Answer: No, you don’t have to have symptoms of COVID-19, but neither should you show up on a whim, with no risk factors whatsoever. At the testing site, individuals will be screened by a medical professional, who will decide whether a test is warranted. Everyone will be assessed, but not all will be tested.
However, with the novel coronavirus now relatively widespread on Oahu, the bar for testing is lower — it’s likely that many people who show up will meet at least one of the criteria, which include having symptoms, exposure to someone suspected of having COVID-19, recent travel or contact with tourists, or being at high risk of complications from the disease.
“With 40% of positive cases being asymptomatic, we know you don’t have to show symptoms to have and to spread the disease. We need to be testing as many people as possible,” said Rida Cabanilla, owner of Kalihi Kai Urgent Care, which will offer drive-thru testing Saturday from 8 a.m. to 2 p.m. at Geiger Community Park in Ewa Beach.
Dr. Scott Miscovich, founder and president of Premier Medical Group Hawaii, agreed, saying, “You don’t get tested on a whim, but with community spread as high as it is now,” it’s likely that most people seeking a test will meet risk-factor criteria.
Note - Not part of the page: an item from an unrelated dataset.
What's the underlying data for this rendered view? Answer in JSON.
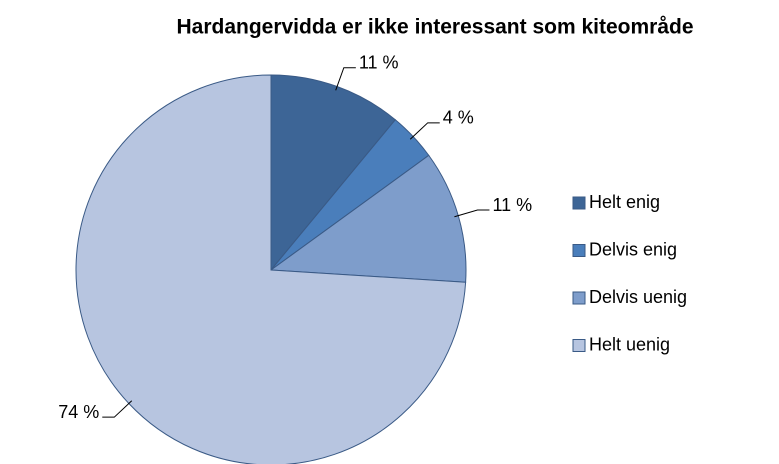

His group will run Sunday’s drive-thru site, at Kakaako Waterfront Park, from 8 a.m. to 2 p.m.
The PCR testing at both sites will be by nasal swab. Patients must self-quarantine until they receive their test result, assuming the result is negative, and longer if it is positive.
As for the cost, testing will be offered without charge for those without insurance, according to a news release from the city.
Patients who have health insurance will be asked to provide their insurance card for billing. Most Hawaii and mainland health-care plans should be accepted, with some exceptions. You asked about Kaiser: All Kaiser plans will be accepted at the Kakaako drive-thru, Miscovich said, while only Kaiser Quest, Kaiser Added Choice and Kaiser Medicare will be accepted at the Ewa Beach event, said Cabanilla.
Other readers have asked whether children will be tested, and the answer is yes, at both locations. “We want kids to be tested; we’re seeing more cases among young children,” Miscovich said.
People on foot also can be tested at these drive-thru events, but will be seen in turn, not as part of the vehicle lineup.
Participants should follow the posted signs to the testing areas.
People should arrive wearing facial masks and keep a safe distance, which is an advantage of the drive-thru process, which keeps people who may be carrying the virus in their cars.
Besides answering the screening questions, participants must provide their names and contact numbers so that the test results can be provided to them. “Generally this has been relatively fast, but with recent reports of testing kit issues, the turn-around may be longer,” said Brandi Higa, a spokeswoman for Mayor Kirk Caldwell.
Widespread community testing is key to the “test, trace, isolate” method of thwarting the spread of the novel coronavirus. So many cases have popped up on Oahu, without adequate contact tracing, that the only way to halt transmission now is to shut the state back down and keep people away from each other, Miscovich said. “We’re going to have to get back to where we were in March and April. We need about a month, two cycles of the virus, to get this back down to a manageable level,” he said.